About 25 million Americans — or approximately one of every five adults younger than age 65 with health insurance — did not have sufficient coverage last year to shield them from financial hardship if they ended up in the emergency room or were seriously ill, according to a new study to be released on Tuesday by the Commonwealth Fund.

“We’re moving in a direction where you can be insured all year and still face medical bankruptcy,” said Cathy Schoen, the study’s lead author and a senior vice president for research and evaluation at the Commonwealth Fund, a private foundation in New York specializing in health research.

The relentless rise in the cost of medical care, combined with a growing number of insurance plans that require patients to pay a higher portion of their medical bills has led to a 60 percent increase in the number of underinsured adults from 2003 to 2007, according to the study. The Commonwealth Fund first calculated the number of underinsured in 2003 when it estimated that 16 million Americans did not have sufficient coverage.

As the nation debates how best to improve its health care system, including how to insure the increasing number of Americans without coverage, policy makers also need to discuss the quality of available coverage, said Karen Davis, the president of the Commonwealth Fund.

“Lack of insurance is only part of the problem, as even the insured have serious gaps in coverage,” she said.

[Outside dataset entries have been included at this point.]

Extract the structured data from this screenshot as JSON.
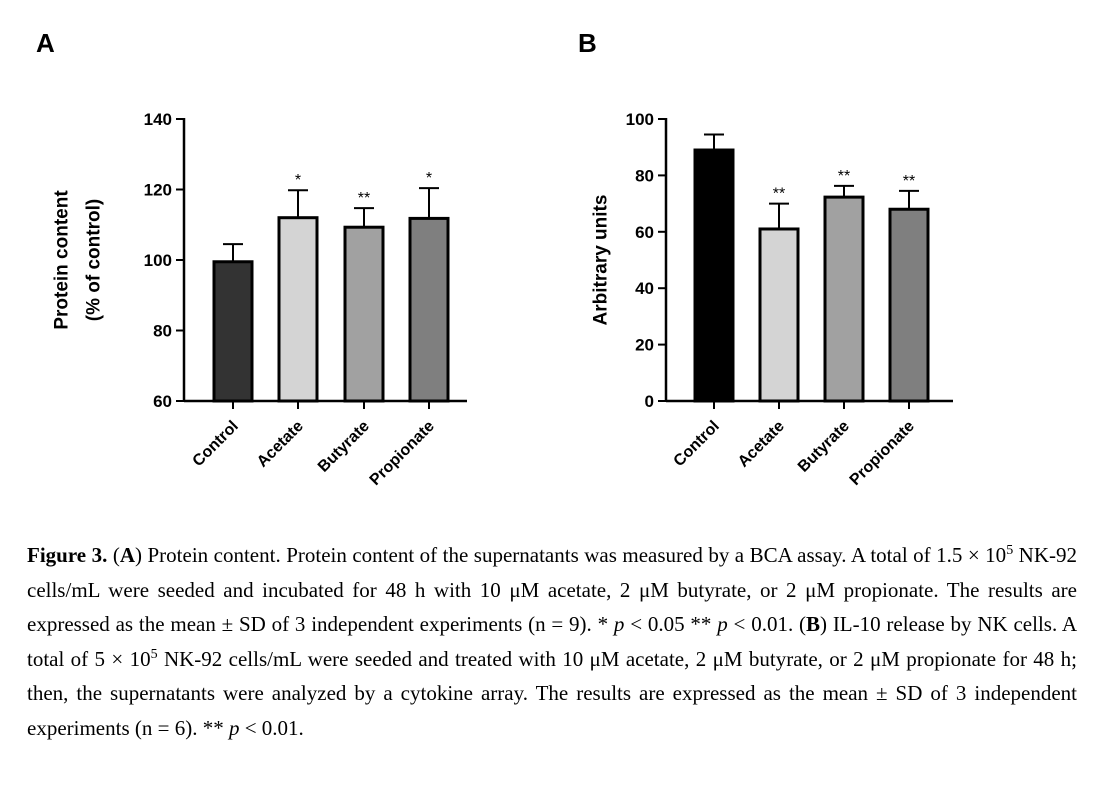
{
  "chart_data": [
    {
      "type": "bar",
      "panel_label": "A",
      "categories": [
        "Control",
        "Acetate",
        "Butyrate",
        "Propionate"
      ],
      "values": [
        99.5,
        112,
        109.3,
        111.8
      ],
      "errors": [
        5,
        7.8,
        5.4,
        8.6
      ],
      "significance": [
        "",
        "*",
        "**",
        "*"
      ],
      "bar_colors": [
        "#333333",
        "#d4d4d4",
        "#a1a1a1",
        "#7f7f7f"
      ],
      "ylabel": [
        "Protein content",
        "(% of control)"
      ],
      "ylim": [
        60,
        140
      ],
      "yticks": [
        60,
        80,
        100,
        120,
        140
      ],
      "legend": "none",
      "grid": false
    },
    {
      "type": "bar",
      "panel_label": "B",
      "categories": [
        "Control",
        "Acetate",
        "Butyrate",
        "Propionate"
      ],
      "values": [
        89,
        61,
        72.3,
        68
      ],
      "errors": [
        5.5,
        9,
        4,
        6.5
      ],
      "significance": [
        "",
        "**",
        "**",
        "**"
      ],
      "bar_colors": [
        "#000000",
        "#d4d4d4",
        "#a1a1a1",
        "#7f7f7f"
      ],
      "ylabel": [
        "Arbitrary units"
      ],
      "ylim": [
        0,
        100
      ],
      "yticks": [
        0,
        20,
        40,
        60,
        80,
        100
      ],
      "legend": "none",
      "grid": false
    }
  ],
  "caption": {
    "figure_label": "Figure 3.",
    "panel_a": "A",
    "panel_b": "B",
    "s1": "(",
    "s2": ") Protein content. Protein content of the supernatants was measured by a BCA assay. A total of 1.5 × 10",
    "sup1": "5",
    "s3": " NK-92 cells/mL were seeded and incubated for 48 h with 10 μM acetate, 2 μM butyrate, or 2 μM propionate. The results are expressed as the mean ± SD of 3 independent experiments (n = 9). * ",
    "p1": "p",
    "s4": " < 0.05 ** ",
    "p2": "p",
    "s5": " < 0.01. (",
    "s6": ") IL-10 release by NK cells. A total of 5 × 10",
    "sup2": "5",
    "s7": " NK-92 cells/mL were seeded and treated with 10 μM acetate, 2 μM butyrate, or 2 μM propionate for 48 h; then, the supernatants were analyzed by a cytokine array. The results are expressed as the mean ± SD of 3 independent experiments (n = 6). ** ",
    "p3": "p",
    "s8": " < 0.01."
  }
}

The study, to be published by the medical policy journal Health Affairs, also indicates that the sharpest increase in the underinsured were middle-class families whose coverage still left them vulnerable to medical costs equal to 10 percent more of their incomes. While coverage offered by large companies remains fairly generous, people who try to buy individual policies or who are covered through small companies increasingly must settle for policies that require high deductibles or that sharply limit the benefits as way of reducing the size of the premiums.